Девочка перевернулась на другой бок, пытаясь не обращать внимания на идущий от перины слабый грибной запах. Она вытянула руку и нащупала в темноте посох, стоящий у спинки кровати. Госпожа Скиллер упорно настаивала на том, чтобы забрать его вниз, но Эск вцепилась в посох мертвой хваткой. Это была единственная вещь в мире, которая абсолютно точно принадлежала ей.
Отполированная поверхность с необычной резьбой казалась странно успокаивающей.
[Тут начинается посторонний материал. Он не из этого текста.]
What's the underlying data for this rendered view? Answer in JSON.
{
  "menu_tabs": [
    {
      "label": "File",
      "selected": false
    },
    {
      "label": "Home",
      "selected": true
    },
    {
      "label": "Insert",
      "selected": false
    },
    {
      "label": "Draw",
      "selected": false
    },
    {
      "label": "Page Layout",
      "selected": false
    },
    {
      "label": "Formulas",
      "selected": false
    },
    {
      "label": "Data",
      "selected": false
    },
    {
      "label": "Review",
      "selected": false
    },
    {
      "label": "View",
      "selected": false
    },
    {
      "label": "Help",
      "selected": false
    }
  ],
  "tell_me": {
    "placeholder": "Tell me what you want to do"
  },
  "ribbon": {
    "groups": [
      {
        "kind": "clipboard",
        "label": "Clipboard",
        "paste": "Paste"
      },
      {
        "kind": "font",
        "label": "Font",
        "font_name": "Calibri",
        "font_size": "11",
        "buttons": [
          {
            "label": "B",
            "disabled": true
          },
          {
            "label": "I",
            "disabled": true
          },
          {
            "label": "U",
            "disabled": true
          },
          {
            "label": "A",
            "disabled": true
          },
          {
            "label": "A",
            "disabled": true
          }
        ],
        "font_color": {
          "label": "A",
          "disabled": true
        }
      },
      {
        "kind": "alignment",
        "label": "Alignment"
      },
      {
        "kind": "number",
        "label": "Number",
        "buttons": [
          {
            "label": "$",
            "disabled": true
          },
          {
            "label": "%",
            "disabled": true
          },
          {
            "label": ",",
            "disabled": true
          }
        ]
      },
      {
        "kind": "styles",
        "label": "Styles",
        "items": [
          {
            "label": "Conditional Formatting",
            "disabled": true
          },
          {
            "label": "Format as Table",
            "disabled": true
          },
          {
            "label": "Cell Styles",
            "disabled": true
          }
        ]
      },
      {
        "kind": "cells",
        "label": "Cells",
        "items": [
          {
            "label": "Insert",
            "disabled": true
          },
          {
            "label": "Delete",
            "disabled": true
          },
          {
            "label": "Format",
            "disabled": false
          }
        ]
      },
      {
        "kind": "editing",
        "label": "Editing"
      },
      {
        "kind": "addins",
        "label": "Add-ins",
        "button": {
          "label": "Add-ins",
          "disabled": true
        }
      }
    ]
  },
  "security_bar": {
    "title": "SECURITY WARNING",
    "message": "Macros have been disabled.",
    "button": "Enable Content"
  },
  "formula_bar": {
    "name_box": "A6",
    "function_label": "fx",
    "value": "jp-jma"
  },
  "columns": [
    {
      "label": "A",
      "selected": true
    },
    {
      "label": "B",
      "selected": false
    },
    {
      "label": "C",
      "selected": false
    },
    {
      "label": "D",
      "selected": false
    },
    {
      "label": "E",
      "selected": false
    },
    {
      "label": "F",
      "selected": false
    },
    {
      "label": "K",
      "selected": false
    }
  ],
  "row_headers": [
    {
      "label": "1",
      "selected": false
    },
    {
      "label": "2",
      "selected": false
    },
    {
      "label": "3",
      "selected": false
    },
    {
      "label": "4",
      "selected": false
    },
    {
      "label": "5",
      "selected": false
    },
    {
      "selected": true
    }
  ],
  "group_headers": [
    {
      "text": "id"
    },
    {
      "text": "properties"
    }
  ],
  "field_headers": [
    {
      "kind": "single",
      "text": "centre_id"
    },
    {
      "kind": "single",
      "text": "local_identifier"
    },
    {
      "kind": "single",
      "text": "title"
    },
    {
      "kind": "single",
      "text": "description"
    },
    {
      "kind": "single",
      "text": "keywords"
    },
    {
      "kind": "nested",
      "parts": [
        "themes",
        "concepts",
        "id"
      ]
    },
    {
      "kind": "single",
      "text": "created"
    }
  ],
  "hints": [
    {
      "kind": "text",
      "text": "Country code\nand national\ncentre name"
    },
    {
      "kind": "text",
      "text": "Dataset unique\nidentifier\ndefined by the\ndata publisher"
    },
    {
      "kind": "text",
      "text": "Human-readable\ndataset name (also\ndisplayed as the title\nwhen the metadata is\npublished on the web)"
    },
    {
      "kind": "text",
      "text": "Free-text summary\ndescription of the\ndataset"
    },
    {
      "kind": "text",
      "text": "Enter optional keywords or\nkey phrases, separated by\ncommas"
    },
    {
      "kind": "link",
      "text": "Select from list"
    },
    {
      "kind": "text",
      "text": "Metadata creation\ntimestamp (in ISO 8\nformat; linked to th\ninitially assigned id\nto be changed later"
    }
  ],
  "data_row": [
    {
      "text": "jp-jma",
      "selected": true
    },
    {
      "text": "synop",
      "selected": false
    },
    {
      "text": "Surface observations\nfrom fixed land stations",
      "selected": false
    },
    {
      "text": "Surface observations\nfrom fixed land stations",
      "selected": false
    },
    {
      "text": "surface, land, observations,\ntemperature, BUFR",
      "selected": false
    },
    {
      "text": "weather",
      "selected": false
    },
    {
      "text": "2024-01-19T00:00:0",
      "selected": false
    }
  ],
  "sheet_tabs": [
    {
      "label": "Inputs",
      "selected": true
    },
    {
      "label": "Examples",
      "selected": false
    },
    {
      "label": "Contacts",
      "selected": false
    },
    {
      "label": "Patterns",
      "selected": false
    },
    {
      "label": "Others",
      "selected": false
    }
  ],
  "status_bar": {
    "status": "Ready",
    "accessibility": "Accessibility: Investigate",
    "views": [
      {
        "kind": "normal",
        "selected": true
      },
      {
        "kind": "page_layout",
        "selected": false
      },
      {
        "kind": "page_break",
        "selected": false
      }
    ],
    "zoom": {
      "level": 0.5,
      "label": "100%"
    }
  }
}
Эск заснула, и ей снились браслеты, неизвестные свитки и горы. Далекие звезды над горами и холодная пустыня, где неведомые существа ковыляли по сухому песку и смотрели на нее фасетчатыми, как у насекомых, глазами…
Где-то скрипнула ступенька. Немного погодя скрип повторился. Потом наступила тишина, именно та задыхающаяся, мохнатая тишина, которая происходит оттого, что кто-то старается стоять как можно более неподвижно.